Uno scenario apocalittico.
«Senza antibiotici, antidolorifici, garze, siamo costretti a scelte disumane: chi può essere operato, chi non ha speranza. Questo significa decidere, in pochi secondi, se un bambino con un arto lacerato potrà essere operato o se il materiale medico rimasto andrà a qualcun altro con maggiori possibilità di sopravvivenza. Non avevo mai visto così tanti pazienti amputati: si parla di una media di dieci minori al giorno che perdono gli arti. Alcuni erano vittime di bombardamenti, altri di ordigni inesplosi: circa il 10% delle bombe non detona subito, lasciando mine mortali disseminate ovunque. Ho visto intere famiglie distrutte da un solo passo nel posto sbagliato».
Cosa ricorda della sua esperienza?
«Bisognava anche cambiare strategia in corsa: un ospedale che fino al giorno prima accoglieva i feriti poteva essere evacuato in poche ore per evitare che diventasse un bersaglio.
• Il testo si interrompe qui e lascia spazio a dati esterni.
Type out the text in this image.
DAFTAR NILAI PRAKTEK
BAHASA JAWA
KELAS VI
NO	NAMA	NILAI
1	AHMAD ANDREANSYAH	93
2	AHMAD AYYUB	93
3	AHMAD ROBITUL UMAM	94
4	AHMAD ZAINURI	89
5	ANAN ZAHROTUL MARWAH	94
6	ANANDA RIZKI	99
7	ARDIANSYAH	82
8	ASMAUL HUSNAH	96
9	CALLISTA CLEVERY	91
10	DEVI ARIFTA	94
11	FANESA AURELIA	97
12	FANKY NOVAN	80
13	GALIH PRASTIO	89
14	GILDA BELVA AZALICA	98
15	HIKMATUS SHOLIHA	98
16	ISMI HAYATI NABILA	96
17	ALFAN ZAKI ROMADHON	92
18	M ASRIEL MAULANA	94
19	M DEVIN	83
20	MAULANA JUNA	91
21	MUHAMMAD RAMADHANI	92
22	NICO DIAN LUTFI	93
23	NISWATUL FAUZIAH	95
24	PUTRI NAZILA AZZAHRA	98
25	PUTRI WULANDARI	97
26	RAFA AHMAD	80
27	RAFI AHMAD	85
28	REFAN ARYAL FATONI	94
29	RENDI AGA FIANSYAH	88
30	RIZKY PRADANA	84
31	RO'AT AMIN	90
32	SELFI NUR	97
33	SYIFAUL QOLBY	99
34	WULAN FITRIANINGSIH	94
E questo significava spostare, in condizioni precarie, pazienti in condizioni critiche. Ogni scelta era un compromesso tra sopravvivere e cercare di garantire cure umane. E poi ci sono quelli che gli arti li conservano, ma hanno bisogno di un supporto psicologico che non c’è».
La sua missione non è solo curare, ma anche testimoniare.
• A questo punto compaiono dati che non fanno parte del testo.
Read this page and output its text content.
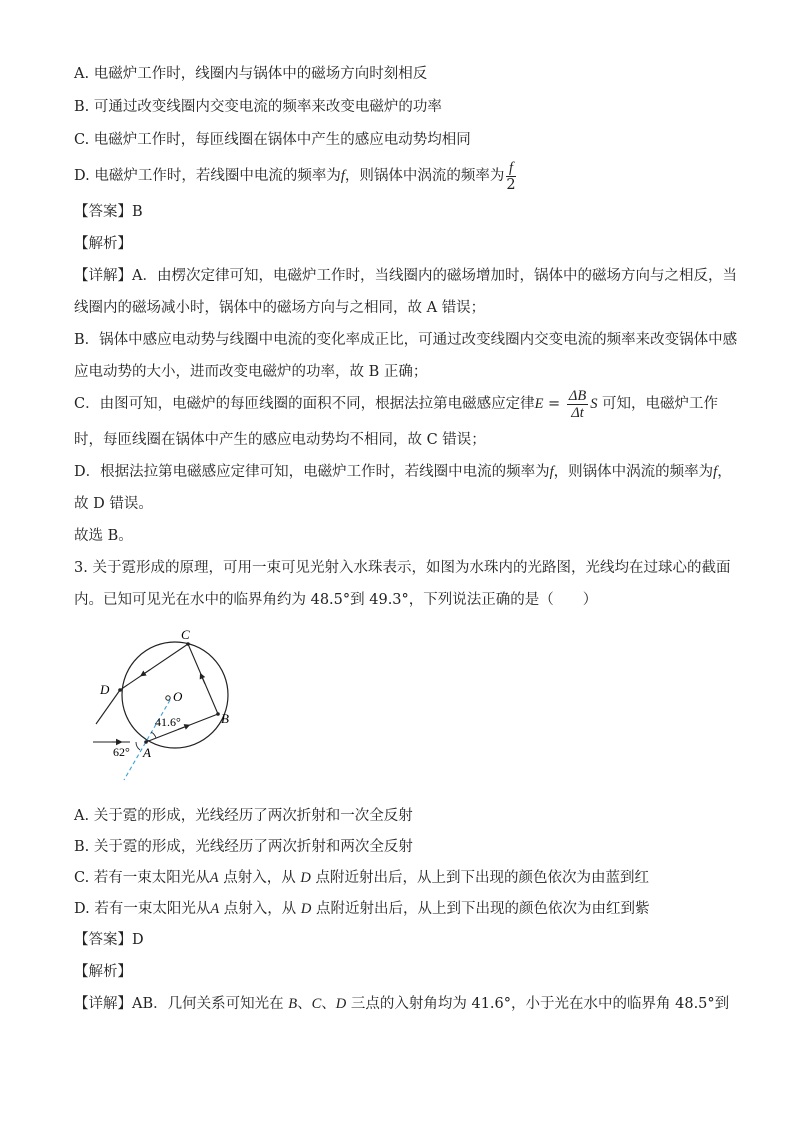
A. 电磁炉工作时，线圈内与锅体中的磁场方向时刻相反
B. 可通过改变线圈内交变电流的频率来改变电磁炉的功率
C. 电磁炉工作时，每匝线圈在锅体中产生的感应电动势均相同
D. 电磁炉工作时，若线圈中电流的频率为f，则锅体中涡流的频率为 $\frac{f}{2}$
【答案】B
【解析】
【详解】A．由楞次定律可知，电磁炉工作时，当线圈内的磁场增加时，锅体中的磁场方向与之相反，当
线圈内的磁场减小时，锅体中的磁场方向与之相同，故 A 错误；
B．锅体中感应电动势与线圈中电流的变化率成正比，可通过改变线圈内交变电流的频率来改变锅体中感
应电动势的大小，进而改变电磁炉的功率，故 B 正确；
C．由图可知，电磁炉的每匝线圈的面积不同，根据法拉第电磁感应定律$E = \frac{\Delta B}{\Delta t}$ S 可知，电磁炉工作
时，每匝线圈在锅体中产生的感应电动势均不相同，故 C 错误；
D．根据法拉第电磁感应定律可知，电磁炉工作时，若线圈中电流的频率为f，则锅体中涡流的频率为f，
故 D 错误。
故选 B。
3. 关于霓形成的原理，可用一束可见光射入水珠表示，如图为水珠内的光路图，光线均在过球心的截面
内。已知可见光在水中的临界角约为 48.5°到 49.3°，下列说法正确的是（　　）
C
D	O
B
A
41.6°
62°
A. 关于霓的形成，光线经历了两次折射和一次全反射
B. 关于霓的形成，光线经历了两次折射和两次全反射
C. 若有一束太阳光从A 点射入，从 D 点附近射出后，从上到下出现的颜色依次为由蓝到红
D. 若有一束太阳光从A 点射入，从 D 点附近射出后，从上到下出现的颜色依次为由红到紫
【答案】D
【解析】
【详解】AB．几何关系可知光在 B、C、D 三点的入射角均为 41.6°，小于光在水中的临界角 48.5°到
«I media accendono i riflettori solo nei primi mesi di un conflitto, poi sembra che tutto si spenga. Ma la guerra continua. Oggi a Gaza il confine è chiuso da dieci giorni e se ne parla pochissimo. Gli aiuti umanitari vengono usati come arma di guerra: la gente muore non solo per le bombe, ma anche per la fame, per la mancanza di cure. Anche in Cisgiordania la situazione è gravissima: dall’inizio dell’operazione “Muro di ferro”, a gennaio 2025, ci sono stati 40mila sfollati e oltre 500 edifici distrutti. Non possiamo rimanere in silenzio».
Da Gaza al Congo. Lei è appena rientrata da sei mesi nella Repubblica Democratica del Congo, un altro conflitto di cui si parla pochissimo. Qual è la situazione?
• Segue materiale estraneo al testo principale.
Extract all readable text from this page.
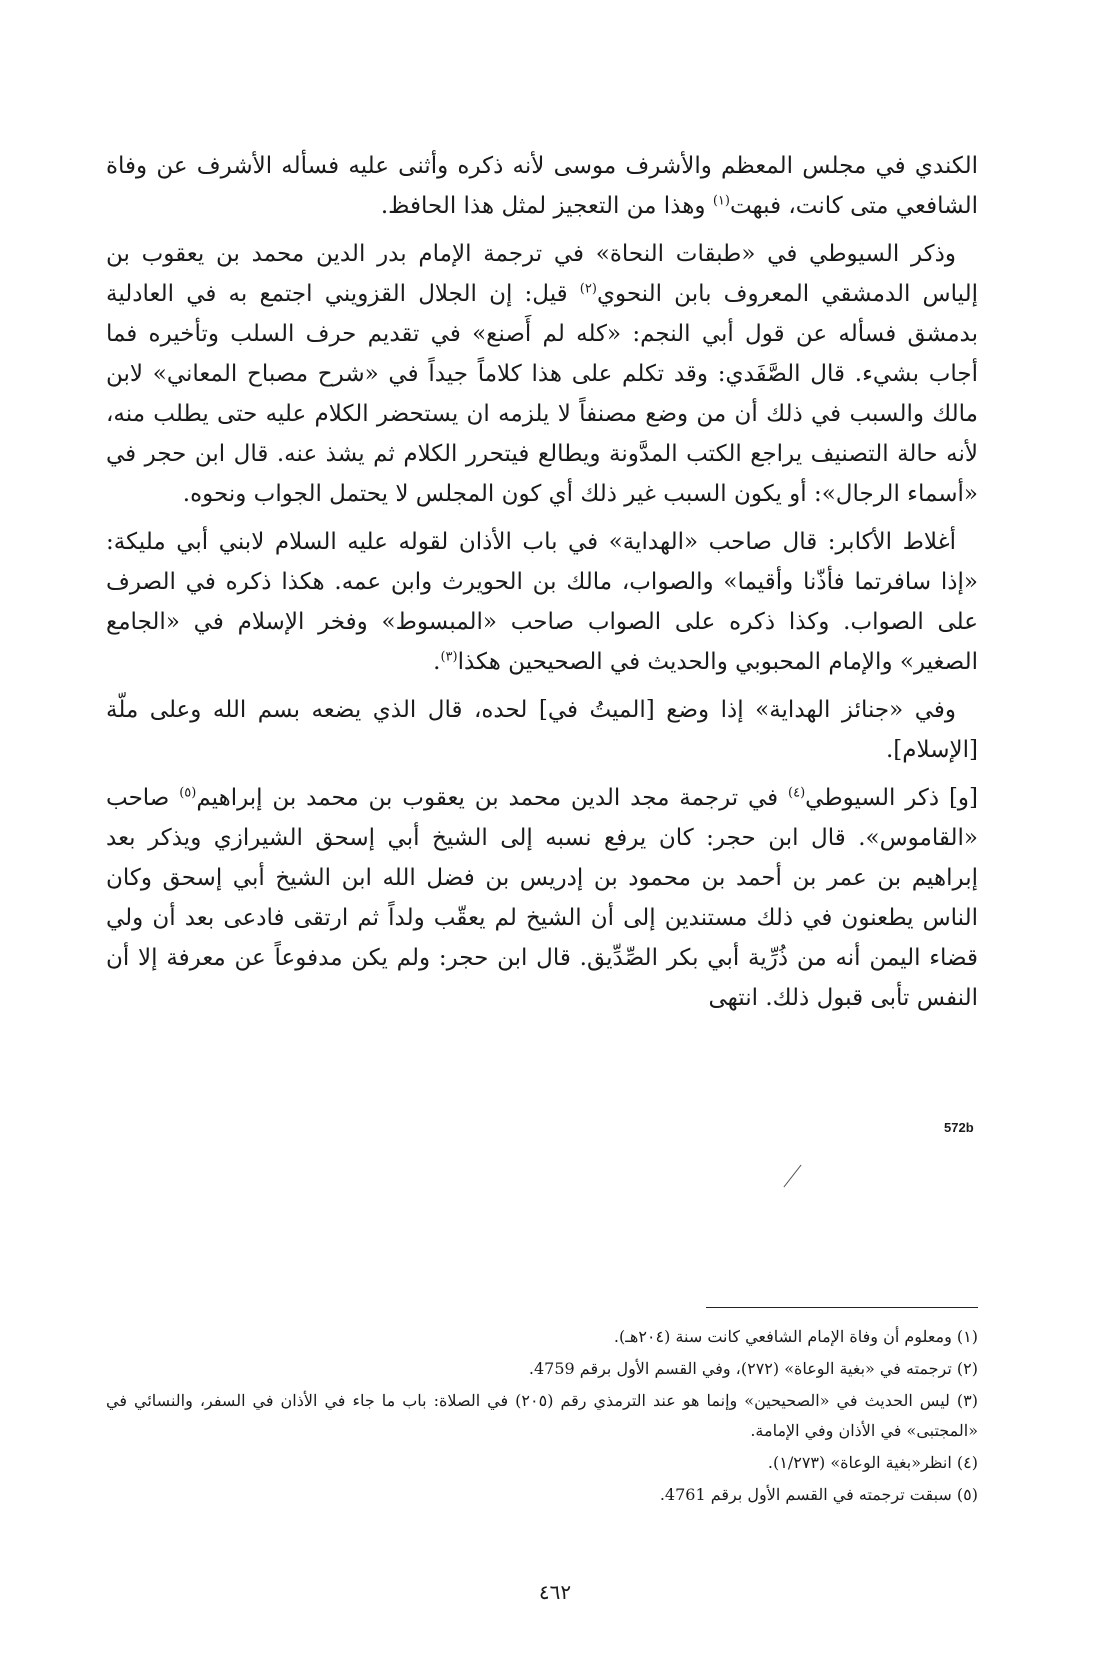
الكندي في مجلس المعظم والأشرف موسى لأنه ذكره وأثنى عليه فسأله الأشرف عن وفاة الشافعي متى كانت، فبهت$^{(١)}$ وهذا من التعجيز لمثل هذا الحافظ.

وذكر السيوطي في «طبقات النحاة» في ترجمة الإمام بدر الدين محمد بن يعقوب بن إلياس الدمشقي المعروف بابن النحوي$^{(٢)}$ قيل: إن الجلال القزويني اجتمع به في العادلية بدمشق فسأله عن قول أبي النجم: «كله لم أَصنع» في تقديم حرف السلب وتأخيره فما أجاب بشيء. قال الصَّفَدي: وقد تكلم على هذا كلاماً جيداً في «شرح مصباح المعاني» لابن مالك والسبب في ذلك أن من وضع مصنفاً لا يلزمه ان يستحضر الكلام عليه حتى يطلب منه، لأنه حالة التصنيف يراجع الكتب المدَّونة ويطالع فيتحرر الكلام ثم يشذ عنه. قال ابن حجر في «أسماء الرجال»: أو يكون السبب غير ذلك أي كون المجلس لا يحتمل الجواب ونحوه.

أغلاط الأكابر: قال صاحب «الهداية» في باب الأذان لقوله عليه السلام لابني أبي مليكة: «إذا سافرتما فأذّنا وأقيما» والصواب، مالك بن الحويرث وابن عمه. هكذا ذكره في الصرف على الصواب. وكذا ذكره على الصواب صاحب «المبسوط» وفخر الإسلام في «الجامع الصغير» والإمام المحبوبي والحديث في الصحيحين هكذا$^{(٣)}$.

وفي «جنائز الهداية» إذا وضع [الميتُ في] لحده، قال الذي يضعه بسم الله وعلى ملّة [الإسلام].

[و] ذكر السيوطي$^{(٤)}$ في ترجمة مجد الدين محمد بن يعقوب بن محمد بن إبراهيم$^{(٥)}$ صاحب «القاموس». قال ابن حجر: كان يرفع نسبه إلى الشيخ أبي إسحق الشيرازي ويذكر بعد إبراهيم بن عمر بن أحمد بن محمود بن إدريس بن فضل الله ابن الشيخ أبي إسحق وكان الناس يطعنون في ذلك مستندين إلى أن الشيخ لم يعقّب ولداً ثم ارتقى فادعى بعد أن ولي قضاء اليمن أنه من ذُرِّية أبي بكر الصِّدِّيق. قال ابن حجر: ولم يكن مدفوعاً عن معرفة إلا أن النفس تأبى قبول ذلك. انتهى

572b

(١) ومعلوم أن وفاة الإمام الشافعي كانت سنة (٢٠٤هـ).

(٢) ترجمته في «بغية الوعاة» (٢٧٢)، وفي القسم الأول برقم 4759.

(٣) ليس الحديث في «الصحيحين» وإنما هو عند الترمذي رقم (٢٠٥) في الصلاة: باب ما جاء في الأذان في السفر، والنسائي في «المجتبى» في الأذان وفي الإمامة.

(٤) انظر«بغية الوعاة» (١/٢٧٣).

(٥) سبقت ترجمته في القسم الأول برقم 4761.

٤٦٢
«La RdC è in guerra da più di trent’anni, un conflitto che si concentra nelle province del Nord e Sud Kivu, aree ricchissime di risorse minerarie come coltan, oro, diamanti. Da gennaio 2025 il gruppo armato M23, supportato dal Ruanda secondo l’Onu, ha preso il controllo di Goma e poi di Bukavu. La situazione umanitaria è drammatica: ci sono oltre 7 milioni di sfollati, la violenza sessuale è diffusa, gli ospedali sono sovraccarichi di feriti. Solo nel mese scorso si stima che siano state uccise più di 7mila persone. Medici Senza Frontiere supporta quattro ospedali, cerca di garantire cure alle vittime, ma la violenza colpisce anche noi umanitari. E non se ne parla. Il mondo guarda altrove».
Cosa la spinge a tornare?
«Non posso restare spettatrice. Non ho la presunzione di cambiare il mondo, ma posso fare qualcosa, nel mio piccolo. E oggi, oltre a curare, posso raccontare. Far sapere cosa sta succedendo nei luoghi dimenticati. Dare voce a chi non ne ha».
Quale sarà la sua prossima destinazione?
«Ho dato disponibilità per partire a metà aprile per un mese e mezzo, poi a partire dal mese di settembre per una nuova missione più lunga. Il mondo è pieno di guerre dimenticate e ci sarà sempre bisogno di qualcuno che curi e racconti».